Acli Terra Lazio: “L’INPS ha fissato le aliquote contributive per i lavoratori del settore agricolo”

Acli Terra Lazio: “L’INPS ha fissato le aliquote contributive per i lavoratori del settore agricolo”

Acli Terra Lazio annuncia che l’Inps ha fissato le aliquote contributive per gli operai agricoli per il 2018. Per i lavoratori delle imprese agricole e zootecniche l’aliquota è fissata al 28,90%, con l’8,84% a carico del lavoratore e il 20,06% a carico dell’azienda.

“Per le aziende di trasformazione e le industrie agroalimentari – afferma Nicola Tavoletta, il Presidente regionale di Acli Terra – invece, l’aliquota complessiva è stata fissata al 32,30%, con anche in questo caso l’8,84% a carico del lavoratore e 23,46% a carico della ditta.

Rimangono invece invariate le aliquote Inail con una misura per gli infortuni sul lavoro del 10,1250% e una quota addizionale del 3,1185%.

Nicola Tavoletta

Considerando tutte le voci contributive come il contributo per malattia, assegni familiari, trattamenti di fine rapporto, per gli operai di aziende agricole e zootecniche la quota totale di contributi è del 45,9365% per quelli a tempo indeterminato e del 45,7365% per quelli a tempo determinato.

Per gli operai di aziende di trasformazione tutte le voci contributive arrivano al 49,3365% per i lavoratori a tempo indeterminato e al 49,1365% per quelli a tempo determinato.

Per i dipendenti di cooperative agricole inquadrate nella legge 240 del 1984 il totale dei contributi è del 31,1630% per quelli a tempo indeterminato e del 32,4630% per quelli a tempo determinato, percentuale che sale al 34,5630%e al 35,8630% rispettivamente per lavoratori a tempo indeterminato e determinato se la cooperativa ha un’attività di trasformazione.

In tutti casi la quota contributiva a carico del lavoratore rimane fissa all’8,84%.

Riguardo alle agevolazioni, i contributi dovranno essere corrisposti interamente nelle zone non svantaggiate, mentre per le zone svantaggiate è prevista una riduzione del contributo del 68% e per quelle montane del 75%”.

Continua Nicola Tavoletta: “Il lavoro e la sicurezza dello stesso nel mondo rurale rappresenta il valore maggiore insieme alla natura.
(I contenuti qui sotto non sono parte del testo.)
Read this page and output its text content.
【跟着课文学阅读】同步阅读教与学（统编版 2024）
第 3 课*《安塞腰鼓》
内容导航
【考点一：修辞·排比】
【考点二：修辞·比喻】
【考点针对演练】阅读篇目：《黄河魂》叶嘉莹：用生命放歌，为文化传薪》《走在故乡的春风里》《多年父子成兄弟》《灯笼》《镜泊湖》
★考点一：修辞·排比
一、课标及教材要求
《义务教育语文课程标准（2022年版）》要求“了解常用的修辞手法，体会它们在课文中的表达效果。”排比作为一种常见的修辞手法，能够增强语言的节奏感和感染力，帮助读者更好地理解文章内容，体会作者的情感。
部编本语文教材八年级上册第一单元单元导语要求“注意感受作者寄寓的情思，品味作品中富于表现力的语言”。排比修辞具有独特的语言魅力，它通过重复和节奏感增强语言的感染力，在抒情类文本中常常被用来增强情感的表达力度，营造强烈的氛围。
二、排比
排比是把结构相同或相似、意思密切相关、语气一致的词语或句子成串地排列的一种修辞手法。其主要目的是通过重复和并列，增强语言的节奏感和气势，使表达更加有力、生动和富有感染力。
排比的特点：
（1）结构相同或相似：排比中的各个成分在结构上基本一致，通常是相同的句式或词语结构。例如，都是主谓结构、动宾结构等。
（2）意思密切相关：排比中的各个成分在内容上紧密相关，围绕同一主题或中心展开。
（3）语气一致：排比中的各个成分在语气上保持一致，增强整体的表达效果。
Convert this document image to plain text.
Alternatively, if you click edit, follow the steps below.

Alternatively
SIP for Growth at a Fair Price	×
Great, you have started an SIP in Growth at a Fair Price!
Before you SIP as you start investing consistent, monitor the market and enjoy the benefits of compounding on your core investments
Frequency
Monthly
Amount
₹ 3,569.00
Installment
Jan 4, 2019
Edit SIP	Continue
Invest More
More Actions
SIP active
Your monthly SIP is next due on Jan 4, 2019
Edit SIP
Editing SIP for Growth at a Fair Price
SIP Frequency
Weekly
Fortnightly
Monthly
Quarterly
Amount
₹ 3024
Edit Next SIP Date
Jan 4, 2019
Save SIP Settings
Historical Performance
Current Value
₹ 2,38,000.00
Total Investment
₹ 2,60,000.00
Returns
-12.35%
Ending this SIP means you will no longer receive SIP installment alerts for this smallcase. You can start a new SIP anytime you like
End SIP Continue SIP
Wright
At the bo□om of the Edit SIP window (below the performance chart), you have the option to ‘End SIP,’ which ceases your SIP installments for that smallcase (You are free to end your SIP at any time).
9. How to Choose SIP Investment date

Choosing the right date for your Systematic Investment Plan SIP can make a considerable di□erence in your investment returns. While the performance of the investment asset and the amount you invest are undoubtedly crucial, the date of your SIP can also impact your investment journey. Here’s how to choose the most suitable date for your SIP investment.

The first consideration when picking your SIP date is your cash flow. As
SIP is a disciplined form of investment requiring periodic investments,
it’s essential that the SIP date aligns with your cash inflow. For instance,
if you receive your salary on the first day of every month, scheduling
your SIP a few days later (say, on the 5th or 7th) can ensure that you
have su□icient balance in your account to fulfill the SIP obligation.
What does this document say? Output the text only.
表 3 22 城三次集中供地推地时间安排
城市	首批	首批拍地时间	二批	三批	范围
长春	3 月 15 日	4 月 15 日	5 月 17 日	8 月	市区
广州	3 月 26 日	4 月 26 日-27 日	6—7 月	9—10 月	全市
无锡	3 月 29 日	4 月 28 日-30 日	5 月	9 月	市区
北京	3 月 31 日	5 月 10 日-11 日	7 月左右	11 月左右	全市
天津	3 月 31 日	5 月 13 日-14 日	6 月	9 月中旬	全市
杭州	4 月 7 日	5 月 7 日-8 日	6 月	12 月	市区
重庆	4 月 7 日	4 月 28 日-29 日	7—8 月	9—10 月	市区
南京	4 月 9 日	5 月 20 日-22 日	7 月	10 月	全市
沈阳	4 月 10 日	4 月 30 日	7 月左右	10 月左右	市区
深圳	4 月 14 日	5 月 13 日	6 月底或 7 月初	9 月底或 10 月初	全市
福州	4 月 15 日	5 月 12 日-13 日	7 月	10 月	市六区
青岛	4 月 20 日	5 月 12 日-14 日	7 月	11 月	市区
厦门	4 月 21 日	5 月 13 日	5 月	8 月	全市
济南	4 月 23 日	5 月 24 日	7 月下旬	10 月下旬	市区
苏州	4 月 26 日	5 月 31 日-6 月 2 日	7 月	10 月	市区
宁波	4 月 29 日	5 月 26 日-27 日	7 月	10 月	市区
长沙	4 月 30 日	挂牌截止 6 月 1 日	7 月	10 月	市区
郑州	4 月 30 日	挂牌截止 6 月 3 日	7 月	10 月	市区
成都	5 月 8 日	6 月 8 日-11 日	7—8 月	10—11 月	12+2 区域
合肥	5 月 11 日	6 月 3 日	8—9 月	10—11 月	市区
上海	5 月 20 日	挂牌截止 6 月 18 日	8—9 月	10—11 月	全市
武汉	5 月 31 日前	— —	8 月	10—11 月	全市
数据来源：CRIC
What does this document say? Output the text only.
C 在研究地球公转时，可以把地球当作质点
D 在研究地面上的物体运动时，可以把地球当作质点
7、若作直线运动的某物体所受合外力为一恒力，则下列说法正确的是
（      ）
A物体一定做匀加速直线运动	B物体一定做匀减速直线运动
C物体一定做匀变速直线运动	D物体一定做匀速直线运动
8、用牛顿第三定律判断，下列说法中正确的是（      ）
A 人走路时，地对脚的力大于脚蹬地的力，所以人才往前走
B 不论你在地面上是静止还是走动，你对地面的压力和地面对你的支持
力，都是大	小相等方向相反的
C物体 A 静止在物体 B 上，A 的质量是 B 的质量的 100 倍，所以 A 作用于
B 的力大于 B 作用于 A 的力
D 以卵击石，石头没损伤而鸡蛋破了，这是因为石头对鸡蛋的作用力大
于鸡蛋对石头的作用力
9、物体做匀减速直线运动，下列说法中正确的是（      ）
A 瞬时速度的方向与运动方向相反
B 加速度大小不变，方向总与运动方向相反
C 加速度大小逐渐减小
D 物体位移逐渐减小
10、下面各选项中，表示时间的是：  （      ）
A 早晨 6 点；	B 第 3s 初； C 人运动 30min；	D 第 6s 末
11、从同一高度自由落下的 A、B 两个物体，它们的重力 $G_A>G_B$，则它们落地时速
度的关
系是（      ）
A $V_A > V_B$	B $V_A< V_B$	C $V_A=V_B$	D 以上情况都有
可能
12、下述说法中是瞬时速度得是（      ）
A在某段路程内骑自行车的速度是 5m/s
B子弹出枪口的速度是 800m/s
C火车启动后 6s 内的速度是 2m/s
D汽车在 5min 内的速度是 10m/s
La promozione della qualità del lavoro è un valore aggiunto alla capacità produttiva delle aziende, per questo Acli Terra sta predisponendo, per tutte le aziende agricole e del comparto delle marinerie, nuovi progetti di formazione professionale. Il settore alimentare, di diretta derivazione da quello rurale, in Italia si caratterizza per la qualità, e proprio il lavoro e i lavoratori sono un parametro importantissimo per il raggiungimento di valori di eccellenza.

Acli Terra Lazio – conclude il Presidente – affida alla funzione dei patronati quella capacità di comunicazione e collaborazione tra i lavoratori e l’Inps, sostenendo e promuovendo le opportunità”.